Projet de rachat de l'OM : "Si le Qatar s'y oppose, l'émirat serait jugé pour prendre parti", selon Pascal Boniface
Comment jugez-vous le projet de rachat d'investisseurs provenant du Moyen-Orient porté par Mourad Boudjellal ? Est-ce un projet qui vous semble sérieux ?
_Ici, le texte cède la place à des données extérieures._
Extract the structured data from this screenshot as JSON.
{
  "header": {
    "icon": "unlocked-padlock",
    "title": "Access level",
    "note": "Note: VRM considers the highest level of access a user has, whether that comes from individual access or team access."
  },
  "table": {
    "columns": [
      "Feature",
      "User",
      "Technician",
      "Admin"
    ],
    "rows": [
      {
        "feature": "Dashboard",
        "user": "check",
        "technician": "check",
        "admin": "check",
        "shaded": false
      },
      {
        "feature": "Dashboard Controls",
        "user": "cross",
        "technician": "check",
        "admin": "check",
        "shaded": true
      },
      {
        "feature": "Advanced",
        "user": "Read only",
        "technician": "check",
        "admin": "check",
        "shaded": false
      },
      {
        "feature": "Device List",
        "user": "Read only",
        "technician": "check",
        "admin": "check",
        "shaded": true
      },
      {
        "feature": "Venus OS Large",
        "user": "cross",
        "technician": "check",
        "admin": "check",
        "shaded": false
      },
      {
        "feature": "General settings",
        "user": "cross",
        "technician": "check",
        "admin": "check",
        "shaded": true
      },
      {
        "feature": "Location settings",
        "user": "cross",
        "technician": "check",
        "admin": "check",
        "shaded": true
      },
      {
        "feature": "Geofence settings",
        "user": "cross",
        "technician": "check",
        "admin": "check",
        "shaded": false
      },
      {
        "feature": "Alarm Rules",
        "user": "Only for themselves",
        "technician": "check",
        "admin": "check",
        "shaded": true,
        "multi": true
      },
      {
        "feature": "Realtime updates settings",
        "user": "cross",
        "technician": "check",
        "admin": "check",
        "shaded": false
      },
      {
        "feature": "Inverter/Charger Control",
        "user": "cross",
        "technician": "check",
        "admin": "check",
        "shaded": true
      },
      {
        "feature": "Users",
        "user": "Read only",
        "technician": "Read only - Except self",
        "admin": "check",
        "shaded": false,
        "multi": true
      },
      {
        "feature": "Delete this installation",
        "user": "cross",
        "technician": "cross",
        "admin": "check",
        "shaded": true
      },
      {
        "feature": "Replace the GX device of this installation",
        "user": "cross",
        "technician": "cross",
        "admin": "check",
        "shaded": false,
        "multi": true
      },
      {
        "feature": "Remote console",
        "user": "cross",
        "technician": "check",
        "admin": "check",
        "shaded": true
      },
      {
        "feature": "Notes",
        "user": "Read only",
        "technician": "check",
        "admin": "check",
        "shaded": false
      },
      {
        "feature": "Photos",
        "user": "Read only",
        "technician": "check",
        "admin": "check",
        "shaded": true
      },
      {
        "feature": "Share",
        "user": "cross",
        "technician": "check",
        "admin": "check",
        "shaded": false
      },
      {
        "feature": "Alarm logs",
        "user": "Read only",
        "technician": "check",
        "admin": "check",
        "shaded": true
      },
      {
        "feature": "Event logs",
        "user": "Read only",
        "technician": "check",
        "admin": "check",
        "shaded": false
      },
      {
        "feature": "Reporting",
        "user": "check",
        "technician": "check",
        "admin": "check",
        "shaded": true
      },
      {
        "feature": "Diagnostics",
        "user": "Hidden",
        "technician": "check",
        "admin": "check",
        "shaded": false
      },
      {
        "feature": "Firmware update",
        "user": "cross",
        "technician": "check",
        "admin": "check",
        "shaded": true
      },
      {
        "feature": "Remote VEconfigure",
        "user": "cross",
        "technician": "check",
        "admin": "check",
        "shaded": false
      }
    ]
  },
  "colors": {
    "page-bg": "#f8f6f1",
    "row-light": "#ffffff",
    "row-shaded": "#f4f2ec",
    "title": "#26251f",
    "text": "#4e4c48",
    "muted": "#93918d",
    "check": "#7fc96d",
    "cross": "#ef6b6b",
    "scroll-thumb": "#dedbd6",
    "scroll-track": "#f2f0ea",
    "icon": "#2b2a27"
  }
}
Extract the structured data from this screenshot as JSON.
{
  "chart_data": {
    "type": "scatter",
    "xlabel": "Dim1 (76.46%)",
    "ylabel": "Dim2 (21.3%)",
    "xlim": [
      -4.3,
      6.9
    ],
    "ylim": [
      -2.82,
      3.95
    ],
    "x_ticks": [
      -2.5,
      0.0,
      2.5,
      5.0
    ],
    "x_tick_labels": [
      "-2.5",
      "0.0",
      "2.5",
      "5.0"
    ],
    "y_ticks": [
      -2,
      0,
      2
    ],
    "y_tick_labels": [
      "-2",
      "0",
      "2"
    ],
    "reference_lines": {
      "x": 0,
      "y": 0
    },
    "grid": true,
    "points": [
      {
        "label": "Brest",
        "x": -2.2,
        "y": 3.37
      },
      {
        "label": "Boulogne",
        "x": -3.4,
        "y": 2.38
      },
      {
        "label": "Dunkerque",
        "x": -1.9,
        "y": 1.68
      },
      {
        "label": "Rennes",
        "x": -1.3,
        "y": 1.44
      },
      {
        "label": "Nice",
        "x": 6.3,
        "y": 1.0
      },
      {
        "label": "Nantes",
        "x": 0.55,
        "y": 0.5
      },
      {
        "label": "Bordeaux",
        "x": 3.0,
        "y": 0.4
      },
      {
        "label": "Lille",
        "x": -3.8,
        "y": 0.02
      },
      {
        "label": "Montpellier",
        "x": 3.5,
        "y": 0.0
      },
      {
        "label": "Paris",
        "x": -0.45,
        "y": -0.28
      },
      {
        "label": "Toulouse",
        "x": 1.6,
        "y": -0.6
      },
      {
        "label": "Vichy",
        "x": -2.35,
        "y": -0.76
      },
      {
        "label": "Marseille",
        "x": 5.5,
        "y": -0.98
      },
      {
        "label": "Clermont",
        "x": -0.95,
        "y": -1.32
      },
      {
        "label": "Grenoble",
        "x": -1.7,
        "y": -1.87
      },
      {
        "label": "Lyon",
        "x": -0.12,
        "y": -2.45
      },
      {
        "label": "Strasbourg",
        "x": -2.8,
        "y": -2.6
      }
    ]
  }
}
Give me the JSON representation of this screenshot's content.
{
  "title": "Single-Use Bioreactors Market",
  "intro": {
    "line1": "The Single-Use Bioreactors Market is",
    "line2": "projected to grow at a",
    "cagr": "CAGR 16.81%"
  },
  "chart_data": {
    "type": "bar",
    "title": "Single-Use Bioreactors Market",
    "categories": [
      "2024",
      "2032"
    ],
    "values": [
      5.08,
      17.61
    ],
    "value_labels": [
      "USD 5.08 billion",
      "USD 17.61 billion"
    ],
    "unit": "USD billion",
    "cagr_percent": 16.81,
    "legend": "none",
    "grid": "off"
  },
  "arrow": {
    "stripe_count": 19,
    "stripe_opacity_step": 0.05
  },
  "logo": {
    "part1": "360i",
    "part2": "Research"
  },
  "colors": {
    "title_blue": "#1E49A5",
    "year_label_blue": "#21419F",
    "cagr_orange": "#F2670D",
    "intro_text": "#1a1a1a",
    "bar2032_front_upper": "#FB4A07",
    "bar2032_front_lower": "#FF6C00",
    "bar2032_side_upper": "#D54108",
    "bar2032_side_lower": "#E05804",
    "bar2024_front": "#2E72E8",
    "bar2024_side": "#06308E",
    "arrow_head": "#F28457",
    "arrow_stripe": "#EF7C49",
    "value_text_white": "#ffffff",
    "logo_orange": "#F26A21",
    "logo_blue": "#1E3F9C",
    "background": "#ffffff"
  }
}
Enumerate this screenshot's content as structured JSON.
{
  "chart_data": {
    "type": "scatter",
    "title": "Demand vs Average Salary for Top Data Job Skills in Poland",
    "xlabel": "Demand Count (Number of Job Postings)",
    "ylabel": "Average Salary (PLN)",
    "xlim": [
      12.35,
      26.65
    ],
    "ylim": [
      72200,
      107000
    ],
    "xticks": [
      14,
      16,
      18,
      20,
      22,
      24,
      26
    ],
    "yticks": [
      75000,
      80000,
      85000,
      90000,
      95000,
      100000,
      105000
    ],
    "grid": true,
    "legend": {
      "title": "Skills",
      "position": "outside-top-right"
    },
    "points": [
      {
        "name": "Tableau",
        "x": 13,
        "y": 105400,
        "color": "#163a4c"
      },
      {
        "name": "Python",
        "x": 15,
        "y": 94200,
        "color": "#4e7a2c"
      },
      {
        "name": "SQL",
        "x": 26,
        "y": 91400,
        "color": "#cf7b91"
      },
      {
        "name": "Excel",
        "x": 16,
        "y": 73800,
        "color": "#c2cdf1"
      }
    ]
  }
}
Pascal Boniface : "Ce projet est crédible en tout cas. Il est crédible que des fonds venant du Moyen-Orient, et surtout d'Arabie saoudite, veulent racheter l'OM en s'attachant les services de Mourad Boudjellal, qui est une figure importante du monde du sport et des médias. Il attire la lumière et il y aurait un président emblématique qui se mettrait à la tête d'un projet diplomatico-sportif. Après, il faut voir si Franck McCourt souhaite vendre ou pas. D'un point de vue capitalistique, pourquoi pas, puisqu'il réaliserait un beau bénéfice (un rachat à hauteur de 300 millions d'euros est évoqué alors que l'Américain a racheté l'OM pour 50 millions d'euros en 2016, ndlr). À Marseille, on se rappelle de l'épisode Jack Kachkar (qui souhaitait acheter l'OM en 2007, ndlr) qui a traumatisé le club, parce qu'il s'est avéré être un escroc. Donc les supporters marseillais sont vigilants. Mais l'hypothèse de voir des fonds saoudiens racheter l'OM n'est pas idiot, d'autant plus avec la rivalité Qatar-Arabie saoudite qui permettrait notamment de faire revivre la rivalité PSG-OM, emblématique des 25 dernières années."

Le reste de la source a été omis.